Morris (second left) with The Highwomen (Cindy Ord/Getty Images for SiriusXM)

The result is a highly personal, deeply vulnerable album in which she explores love, loss, life, and the changes that come with all of that. “Any time I put music out it’s something I’ve lived with for a long time and feel comfortable enough sharing with the world,” Morris explains.

Humble Quest is also Morris’s first album without the guiding hand of producer, songwriter, and friend Michael Busbee, who died of cancer in 2019 at the age of 43. She honours his life with the delicate, “What Would This World Do?” “It was such a cathartic and healing process just for me to even get these songs on the page,” she admits.

Not long after Busbee’s death, Morris became a mother. “Having my son at the beginning of the pandemic definitely shaped my perspective in a different way going into this creatively,” she says. She eagerly delved into new subject matter, writing songs like “Hummingbird”, a stripped down and intimate song about her son, Hayes. “I would never have been able to go there previously,” she says. “It’s one of my most precious.”

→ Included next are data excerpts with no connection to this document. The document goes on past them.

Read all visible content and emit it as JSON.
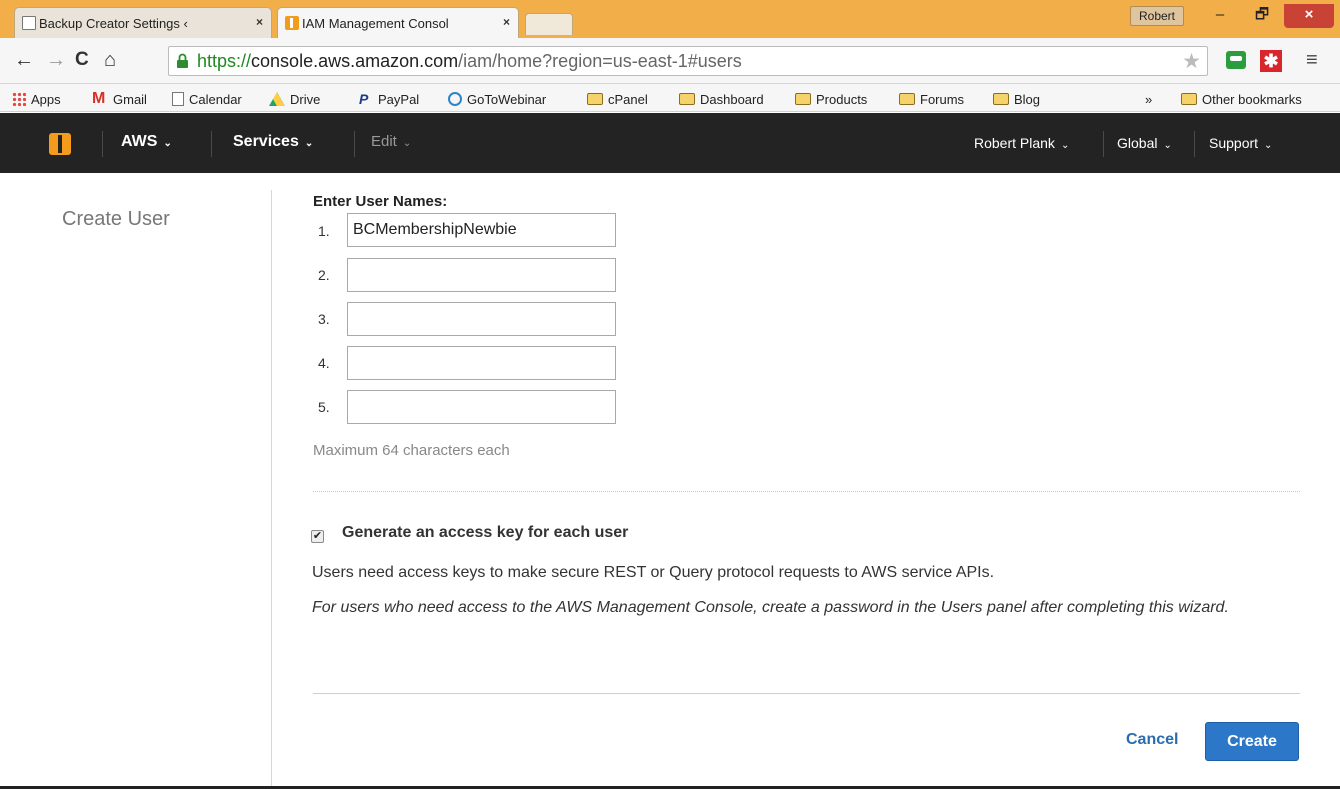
{
  "browser": {
    "tabs": [
      {
        "title": "Backup Creator Settings ‹",
        "close": "×",
        "favicon": "page-icon"
      },
      {
        "title": "IAM Management Consol",
        "close": "×",
        "favicon": "aws-box-icon"
      }
    ],
    "profile_name": "Robert",
    "window_controls": {
      "minimize": "–",
      "maximize": "🗗",
      "close": "×"
    },
    "url": {
      "scheme": "https://",
      "host": "console.aws.amazon.com",
      "path": "/iam/home?region=us-east-1#users"
    },
    "bookmarks": [
      {
        "label": "Apps",
        "icon": "apps-grid-icon"
      },
      {
        "label": "Gmail",
        "icon": "gmail-icon"
      },
      {
        "label": "Calendar",
        "icon": "page-icon"
      },
      {
        "label": "Drive",
        "icon": "drive-icon"
      },
      {
        "label": "PayPal",
        "icon": "paypal-icon"
      },
      {
        "label": "GoToWebinar",
        "icon": "gotowebinar-icon"
      },
      {
        "label": "cPanel",
        "icon": "folder-icon"
      },
      {
        "label": "Dashboard",
        "icon": "folder-icon"
      },
      {
        "label": "Products",
        "icon": "folder-icon"
      },
      {
        "label": "Forums",
        "icon": "folder-icon"
      },
      {
        "label": "Blog",
        "icon": "folder-icon"
      }
    ],
    "bookmarks_overflow": "»",
    "other_bookmarks": "Other bookmarks"
  },
  "aws_nav": {
    "aws": "AWS",
    "services": "Services",
    "edit": "Edit",
    "account": "Robert Plank",
    "region": "Global",
    "support": "Support",
    "caret": "⌄"
  },
  "page": {
    "left_title": "Create User",
    "enter_label": "Enter User Names:",
    "users": [
      {
        "num": "1.",
        "value": ""
      },
      {
        "num": "2.",
        "value": ""
      },
      {
        "num": "3.",
        "value": ""
      },
      {
        "num": "4.",
        "value": ""
      },
      {
        "num": "5.",
        "value": ""
      }
    ],
    "first_user_value": "BCMembershipNewbie",
    "max_hint": "Maximum 64 characters each",
    "access_key": {
      "checked": true,
      "check_glyph": "✔",
      "label": "Generate an access key for each user",
      "description": "Users need access keys to make secure REST or Query protocol requests to AWS service APIs.",
      "note": "For users who need access to the AWS Management Console, create a password in the Users panel after completing this wizard."
    },
    "cancel_label": "Cancel",
    "create_label": "Create"
  },
  "colors": {
    "tab_bar": "#f2ae48",
    "aws_nav_bg": "#232323",
    "aws_orange": "#f29b1c",
    "primary_button": "#2c77c8",
    "link_blue": "#2a6cb0"
  }
}
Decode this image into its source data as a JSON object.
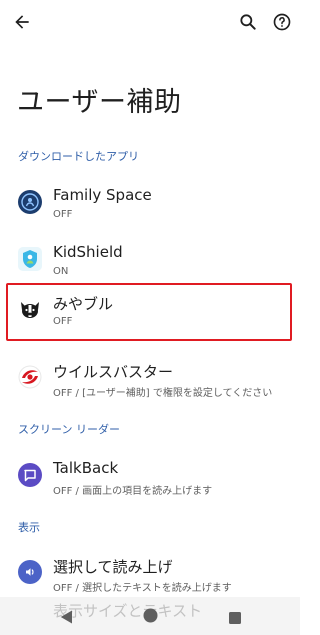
{
  "header": {
    "title": "ユーザー補助"
  },
  "sections": {
    "downloaded": "ダウンロードしたアプリ",
    "screen_reader": "スクリーン リーダー",
    "display": "表示"
  },
  "items": [
    {
      "title": "Family Space",
      "subtitle": "OFF"
    },
    {
      "title": "KidShield",
      "subtitle": "ON"
    },
    {
      "title": "みやブル",
      "subtitle": "OFF"
    },
    {
      "title": "ウイルスバスター",
      "subtitle": "OFF / [ユーザー補助] で権限を設定してください"
    },
    {
      "title": "TalkBack",
      "subtitle": "OFF / 画面上の項目を読み上げます"
    },
    {
      "title": "選択して読み上げ",
      "subtitle": "OFF / 選択したテキストを読み上げます"
    },
    {
      "title": "表示サイズとテキスト",
      "subtitle": ""
    }
  ],
  "colors": {
    "section": "#2f5ea8",
    "highlight": "#e01b22",
    "talkback": "#5b4bc4",
    "select_to_speak": "#4c63c7"
  },
  "icons": {
    "back": "arrow-back-icon",
    "search": "search-icon",
    "help": "help-circle-icon"
  }
}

Morris married fellow singer-songwriter Ryan Hurd in 2018 and as the soft aura of her newlywed glow faded during lockdown, her love songs became a little less about giddiness and butterflies and more about illustrating a lived-in kind of love. As Morris puts it: “It’s definitely a settled-in, we’ve-seen-some-shit-about-each-other record!”

“But we’ve chosen each other despite that,” she adds of Hurd, who joins her on the album for “The Furthest Thing”. Her husband is on a lot of these songs, whether he’s helping write them or they’re about him. “Certain songs on the project could not have been created had we not gone through our quarantine, rip-each-other’s-faces-off moments,” she chuckles. “At the end of the day, we still drive each other crazy. It was just a really fun project to get to do together… It kind of felt like we got to be Tim [McGraw] and Faith [Hill] for a song.”

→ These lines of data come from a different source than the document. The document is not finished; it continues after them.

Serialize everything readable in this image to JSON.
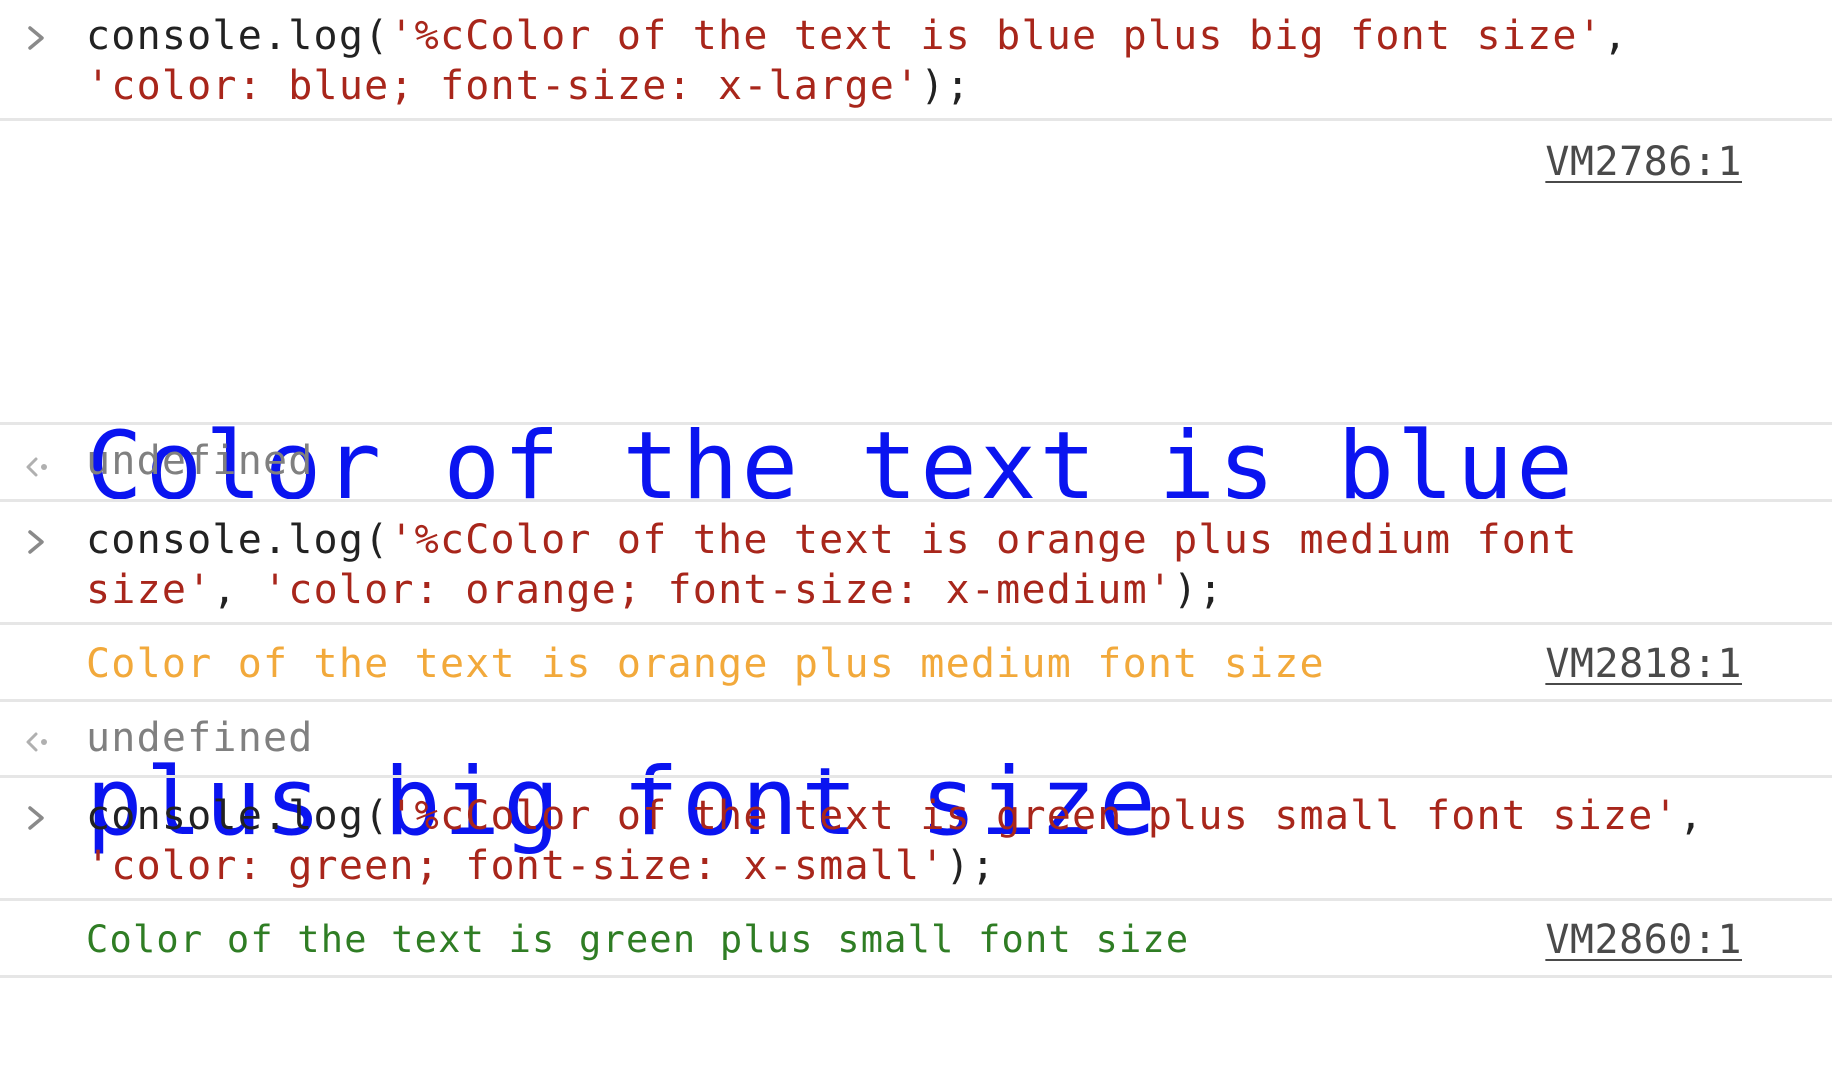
{
  "entries": [
    {
      "input": {
        "prefix": "console.log(",
        "string1": "'%cColor of the text is blue plus big font size'",
        "comma": ", ",
        "string2": "'color: blue; font-size: x-large'",
        "suffix": ");"
      },
      "output": {
        "line1": "Color of the text is blue",
        "line2": "plus big font size",
        "color": "#0a14f0",
        "source": "VM2786:1"
      },
      "result": "undefined"
    },
    {
      "input": {
        "prefix": "console.log(",
        "string1": "'%cColor of the text is orange plus medium font size'",
        "comma": ", ",
        "string2": "'color: orange; font-size: x-medium'",
        "suffix": ");"
      },
      "output": {
        "text": "Color of the text is orange plus medium font size",
        "color": "#f2a93b",
        "source": "VM2818:1"
      },
      "result": "undefined"
    },
    {
      "input": {
        "prefix": "console.log(",
        "string1": "'%cColor of the text is green plus small font size'",
        "comma": ", ",
        "string2": "'color: green; font-size: x-small'",
        "suffix": ");"
      },
      "output": {
        "text": "Color of the text is green plus small font size",
        "color": "#2f7d24",
        "source": "VM2860:1"
      }
    }
  ],
  "icons": {
    "prompt": "chevron-right-icon",
    "result": "result-arrow-icon"
  },
  "colors": {
    "code_text": "#222222",
    "string_literal": "#a8261b",
    "result_text": "#808080",
    "separator": "#e6e6e6"
  }
}
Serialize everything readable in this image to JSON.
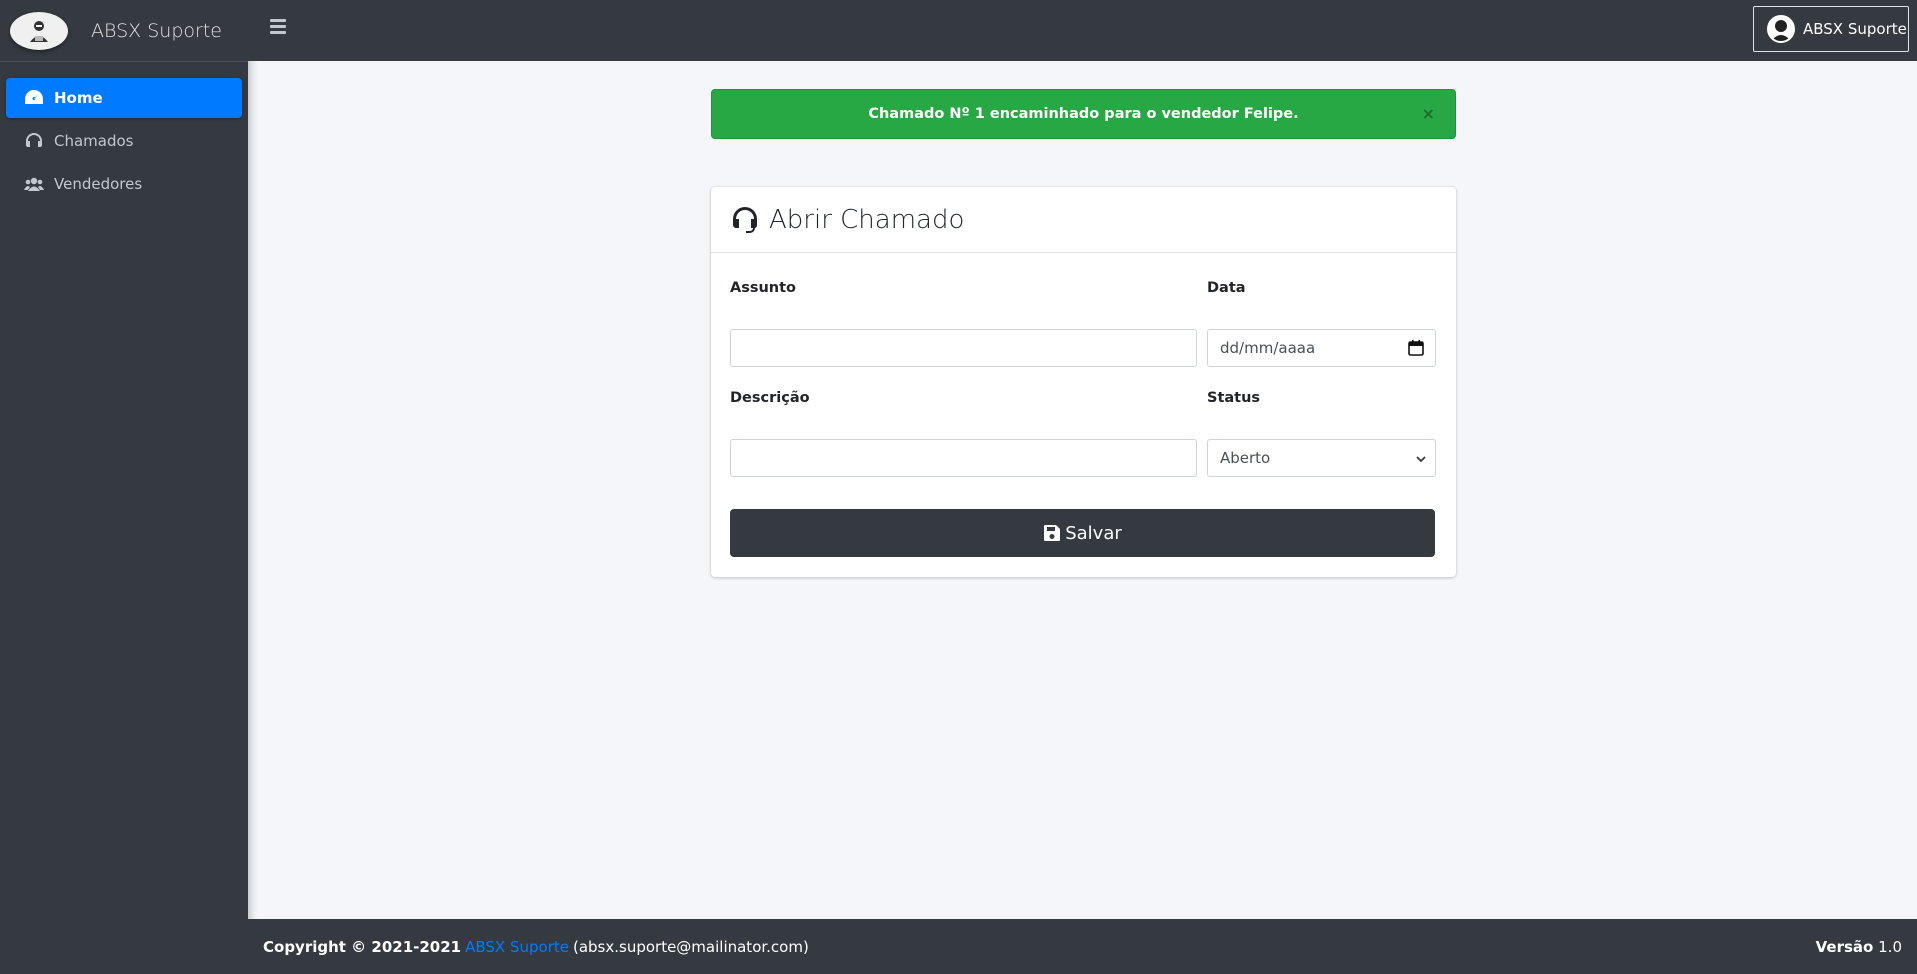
{
  "brand": {
    "name": "ABSX Suporte"
  },
  "sidebar": {
    "items": [
      {
        "label": "Home",
        "icon": "dashboard-icon",
        "active": true
      },
      {
        "label": "Chamados",
        "icon": "headset-icon",
        "active": false
      },
      {
        "label": "Vendedores",
        "icon": "users-icon",
        "active": false
      }
    ]
  },
  "topbar": {
    "user_label": "ABSX Suporte"
  },
  "alert": {
    "message": "Chamado Nº 1 encaminhado para o vendedor Felipe.",
    "close": "×"
  },
  "card": {
    "title": "Abrir Chamado",
    "fields": {
      "assunto_label": "Assunto",
      "assunto_value": "",
      "data_label": "Data",
      "data_placeholder": "dd/mm/aaaa",
      "descricao_label": "Descrição",
      "descricao_value": "",
      "status_label": "Status",
      "status_value": "Aberto"
    },
    "save_label": "Salvar"
  },
  "footer": {
    "copyright": "Copyright © 2021-2021",
    "link": "ABSX Suporte",
    "email": "(absx.suporte@mailinator.com)",
    "version_label": "Versão",
    "version_value": "1.0"
  },
  "colors": {
    "sidebar_bg": "#343a40",
    "accent": "#007bff",
    "alert_success": "#28a745",
    "content_bg": "#f4f6f9"
  }
}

A 40-date tour of amphitheatres and arenas across the US will begin in June and after the challenges of the last two years, Morris is approaching her upcoming dates with a gung-ho attitude. With her son along for the ride, she feels “like more of a badass, being able to come back and do this with him at my side”.

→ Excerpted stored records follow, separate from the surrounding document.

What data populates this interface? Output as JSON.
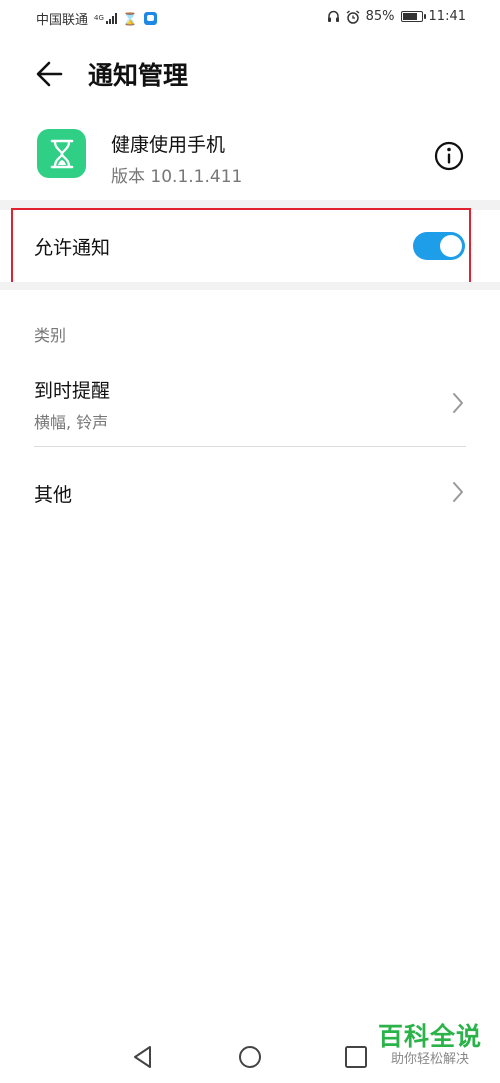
{
  "status_bar": {
    "carrier": "中国联通",
    "network": "4G",
    "battery_percent": "85%",
    "battery_level": 0.85,
    "time": "11:41",
    "icons": [
      "signal-icon",
      "hourglass-icon",
      "message-app-icon",
      "headset-icon",
      "alarm-icon",
      "battery-icon"
    ]
  },
  "header": {
    "title": "通知管理",
    "back_icon": "arrow-left-icon"
  },
  "app": {
    "name": "健康使用手机",
    "version": "版本 10.1.1.411",
    "icon": "hourglass-icon",
    "icon_color": "#2fcf86",
    "info_icon": "info-circle-icon"
  },
  "allow_notifications": {
    "label": "允许通知",
    "enabled": true,
    "toggle_color": "#1e9de8",
    "highlight_color": "#e0232f"
  },
  "category": {
    "label": "类别",
    "items": [
      {
        "title": "到时提醒",
        "subtitle": "横幅, 铃声"
      },
      {
        "title": "其他"
      }
    ]
  },
  "nav_bar": {
    "icons": [
      "nav-back-icon",
      "nav-home-icon",
      "nav-recents-icon"
    ]
  },
  "watermark": {
    "main": "百科全说",
    "sub": "助你轻松解决",
    "color": "#2bb34a"
  }
}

“The women that I know that bring their kids out on the road and are still rock stars I have the utmost respect for,” she adds. When she first discovered she was pregnant she reached out to Brandi Carlile and Sheryl Crow, who offered up their advice for being a mother on tour. “You can bring home the bacon and they’re still going to remember that you’re Mom at the end of the day,” was her biggest takeaway from her famous friends.

As for the chances of the crossover star ever picking a side – country or pop – she says it’s not likely. “I don’t know what the future will look like,” she offers. “As opportunities come and it feels right, I say ‘yes’ and I don’t know what the next thing will be.”

That next thing might just involve a tender rendition of “Wheels on the Bus”, as the singer settles into raising a toddler. “I would love to make a children’s record that he would listen to,” she laughs. “I’ve heard some truly awful kids’ music. I would like to help make some of it better!”